Diagnose Burnout: Zwei Buchtipps

Man fühlt sich schlapp und ausgelaugt. Ist häufiger als sonst krank und dann kommt der Zusammenbruch. So das gängige Klischee und die allgemeine Beschreibung eines Burnouts in den einschlägigen Medien. Und tatsächlich: So ist es auch, wenn auch das unmittelbare Erleben ganz anders, viel stärker und bedrohlicher ist, als sich aus den Texten im Internet so herauslesen lässt. Man fällt in ein großes Loch und irgendwie aus dem Leben heraus. Bedrohliche Gedanken machen sich plötzlich breit im Kopf – Gedanken, die man so noch nicht kannte. Auch ich bin mit der Diagnose Burnout konfrontiert.

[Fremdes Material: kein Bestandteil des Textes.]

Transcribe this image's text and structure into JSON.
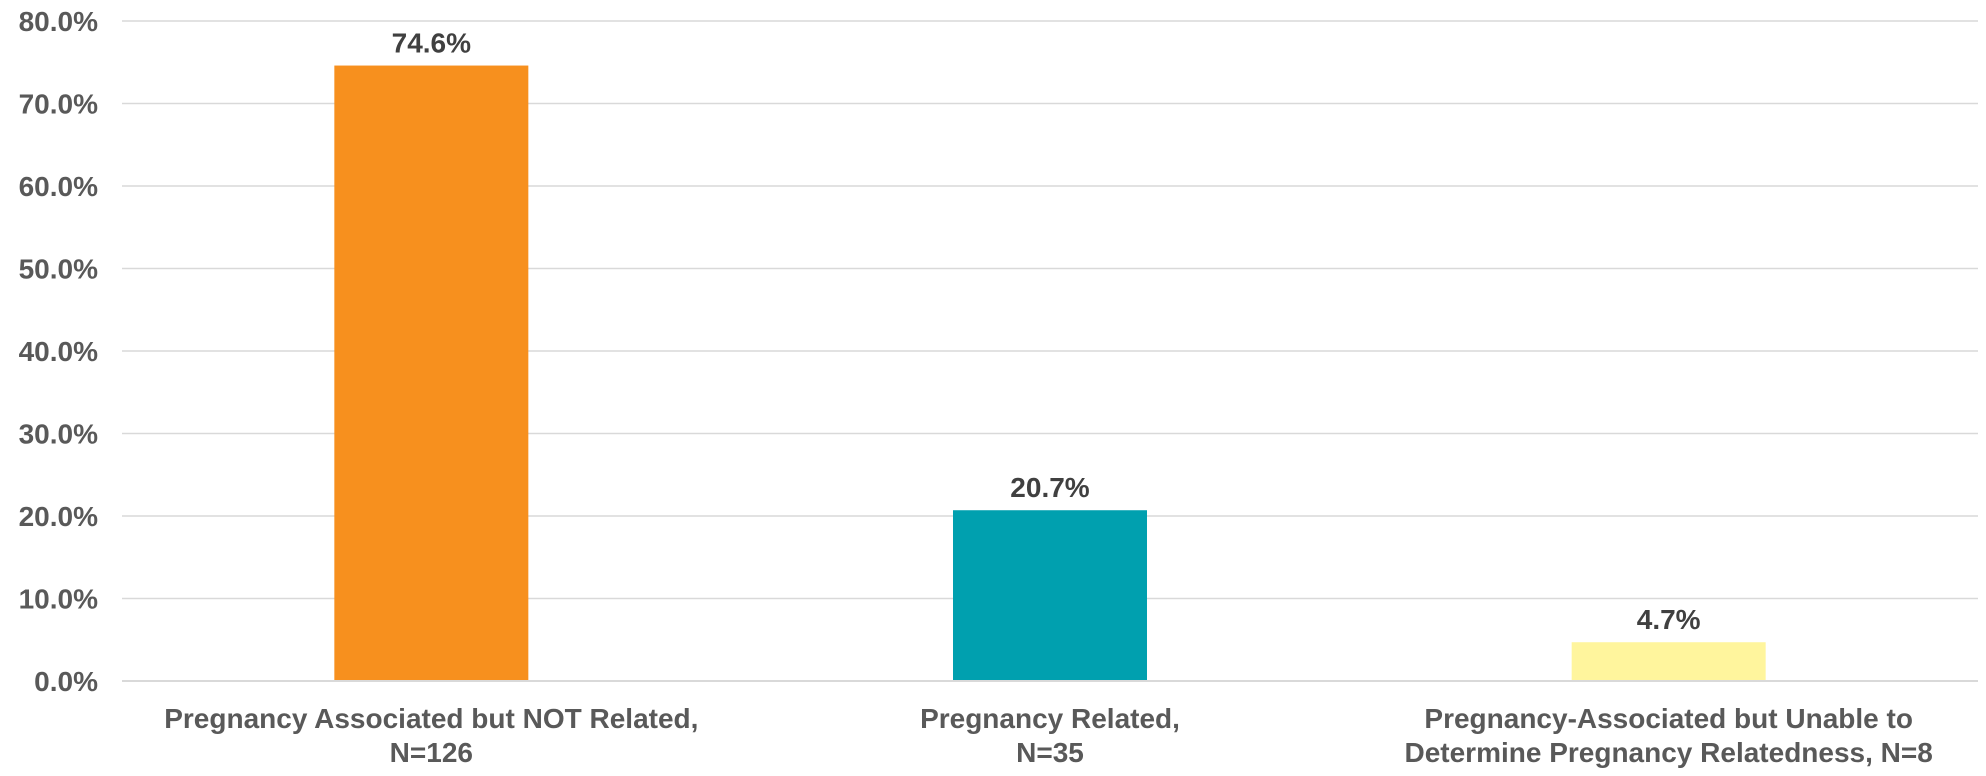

Für mich eine interessante Erfahrung der Umgang des mehr oder weniger engen eigenen Netzwerks. Sprachlosig- und Hilflosigkeit der eigenen Freunde, das Schweigen in der Welt der Selbstdarstellung wie Twitter und anderen Communitys. Und die Erfahrung plötzlicher Nähe von Menschen, die man so nicht eingeschätzt hat. Nach gut 5 Wochen des Nachdenkens und Selbstreflektierens geht es mir etwas besser, ich finde immerhin wieder die Kraft viele Dinge in Angriff zu nehmen, höre aber noch sehr besorgt und ängstlich auf innere Stimmen und meinen Körper. Und weil Lesen nun einmal eine Gewohnheit ist, die ich seit bald 40 Jahren täglich übe, habe ich auch etwas zum Thema gelesen.

Miriam Meckel hat mit „Brief an mein Leben“ natürlich das abgeliefert, was Literaturkritiker gern mit spitzen Fingern und verzogenem Mundwinkel als „Betroffenheitsliteratur“ bezeichnen. Eine eigene subjektive Wahrnehmung der eigenen Person und ihrem Weg in einen Burnout. Die Lektüre dieses Buches war an vielen Stellen nicht ganz leicht, denn ich habe mich an vielen Stellen auch selbst beschrieben gefunden. Ihr Buch soll kein Ratgeber sein, sondern schildert ihre Selbstreflexionen während eines Klinikaufenthalts und schlaglichtartige Erinnerungen an die Zeit davor. Ein wichtiges und mutmachendes Buch, das sich auch als Lektüre eignet, wenn Sie nicht das Gefühl haben, unmittelbar von einem Burnout betroffen zu sein.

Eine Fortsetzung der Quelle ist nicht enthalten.